US Senate panel debates rejection of troop increase
WASHINGTON, Jan 24 (Reuters) Brushing aside President George W Bush's plea to give his new war strategy a chance, Republicans and Democrats in the US Senate moved ahead today with a resolution opposing his plan to send more troops to Iraq.
The Senate Foreign Relations Committee took up a bipartisan resolution drafted by its chairman, Sen Joseph Biden, and several of his colleagues that rejects Bush's decision to add 21,500 troops in Baghdad and Anbar province.
Many members of the panel are known critics of Bush's plan, and the committee was expected to pass the nonbinding resolution in some form as soon as Wednesday, sending it to the Senate floor for a vote next week.
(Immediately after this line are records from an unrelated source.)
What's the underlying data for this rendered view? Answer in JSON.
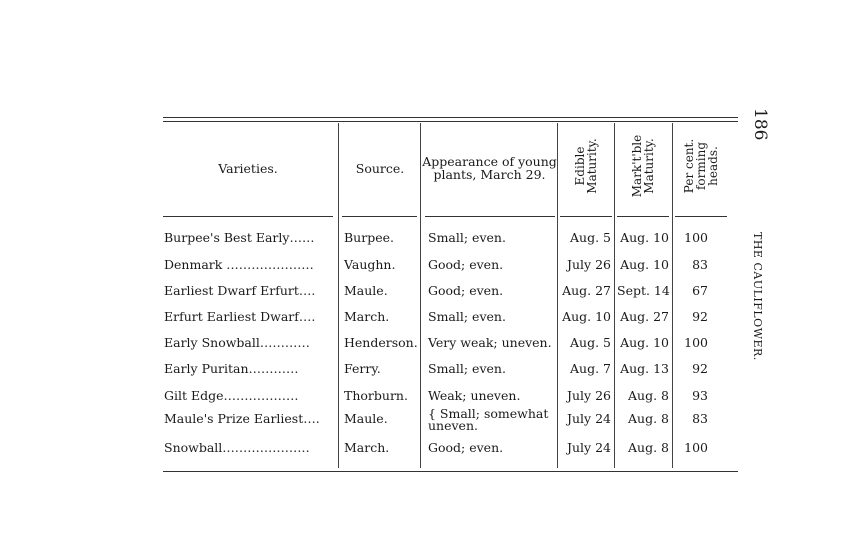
{
  "page_number": "186",
  "running_head": "THE CAULIFLOWER.",
  "table": {
    "headers": {
      "variety": "Varieties.",
      "source": "Source.",
      "appearance": "Appearance of young plants, March 29.",
      "edible": "Edible Maturity.",
      "marketable": "Mark't'ble Maturity.",
      "percent": "Per cent. forming heads."
    },
    "rows": [
      {
        "variety": "Burpee's Best Early……",
        "source": "Burpee.",
        "appearance": "Small; even.",
        "edible": "Aug.  5",
        "marketable": "Aug. 10",
        "percent": "100"
      },
      {
        "variety": "Denmark …………………",
        "source": "Vaughn.",
        "appearance": "Good; even.",
        "edible": "July 26",
        "marketable": "Aug. 10",
        "percent": "83"
      },
      {
        "variety": "Earliest Dwarf Erfurt….",
        "source": "Maule.",
        "appearance": "Good; even.",
        "edible": "Aug. 27",
        "marketable": "Sept. 14",
        "percent": "67"
      },
      {
        "variety": "Erfurt Earliest Dwarf….",
        "source": "March.",
        "appearance": "Small; even.",
        "edible": "Aug. 10",
        "marketable": "Aug. 27",
        "percent": "92"
      },
      {
        "variety": "Early Snowball…………",
        "source": "Henderson.",
        "appearance": "Very weak; uneven.",
        "edible": "Aug.  5",
        "marketable": "Aug. 10",
        "percent": "100"
      },
      {
        "variety": "Early Puritan…………",
        "source": "Ferry.",
        "appearance": "Small; even.",
        "edible": "Aug.  7",
        "marketable": "Aug. 13",
        "percent": "92"
      },
      {
        "variety": "Gilt Edge………………",
        "source": "Thorburn.",
        "appearance": "Weak; uneven.",
        "edible": "July 26",
        "marketable": "Aug.  8",
        "percent": "93"
      },
      {
        "variety": "Maule's Prize Earliest….",
        "source": "Maule.",
        "appearance": "{ Small; somewhat uneven.",
        "edible": "July 24",
        "marketable": "Aug.  8",
        "percent": "83"
      },
      {
        "variety": "Snowball…………………",
        "source": "March.",
        "appearance": "Good; even.",
        "edible": "July 24",
        "marketable": "Aug.  8",
        "percent": "100"
      }
    ]
  }
}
''Our resolution of disapproval is not, I emphasise not, an attempt to embarrass the president, (or) to demonstrate isolation,'' Biden, a Delaware Democrat and presidential hopeful, said at the start of the hearing.
''What it is, is an attempt to save the president from making a significant mistake, with regard to our policy in Iraq.'' The resolution was designed to let Bush know that senators in both parties believed sending more US troops into a civil war was ''the wrong way to go,'' Biden said.
In his State of the Union address to a defiant Congress on Tuesday, Bush insisted it was not too late to shape the outcome in Iraq.
''Our country is pursuing a new strategy in Iraq -- and I ask you to give it a chance to work,'' Bush told the joint session of Congress, the first time he faced a House of Representatives and Senate both controlled by Democrats since he took office.
The senior Republican on the committee, Sen Richard Lugar of Indiana, opposed the resolution because it was ''the wrong tool for this stage in the Iraq debate''. Bush was deeply invested in his plan and had said he would ignore the resolution, Lugar told the committee.
'DIVIDED AND IN DISARRAY' ''This vote will force nothing on the president, but it will confirm to our friends and allies that we are divided and in disarray,'' Lugar said.
A Republican co-sponsor of the resolution and opponent of the troop increase, Nebraska Sen. Chuck Hagel, called on senators to say where they stood on the ''most divisive issue in the country since Vietnam.
''Sure it's tough,'' he said. ''If you wanted a safe job, go sell shoes.'' ''There is no strategy,'' Hagel, a former Marine who served in Vietnam, said of Bush's plan. ''This is a ping pong game with American lives.'' ''These young men and women we put in Anbar province, in Baghdad, are not beans. They are real lives, and we better be damn sure we know what we are doing,'' Hagel said.
Biden said that once the committee acted, he was willing to negotiate a consensus version with a leading Republican senator on national security issues, Sen. John Warner of Virginia.
Warner is not on the committee but has also proposed a bipartisan resolution opposing the troop increase.
Biden said the troop increase would take five months to complete and warned that if Bush did not change his mind, the resolution would just be the committee's first step.
''I will support other means by which we can effectively constitutionally limit the president,'' he said. There were other ways -- such as rewriting the authorization of force in Iraq passed by Congress in 2002 -- but none could be done quickly, Biden said.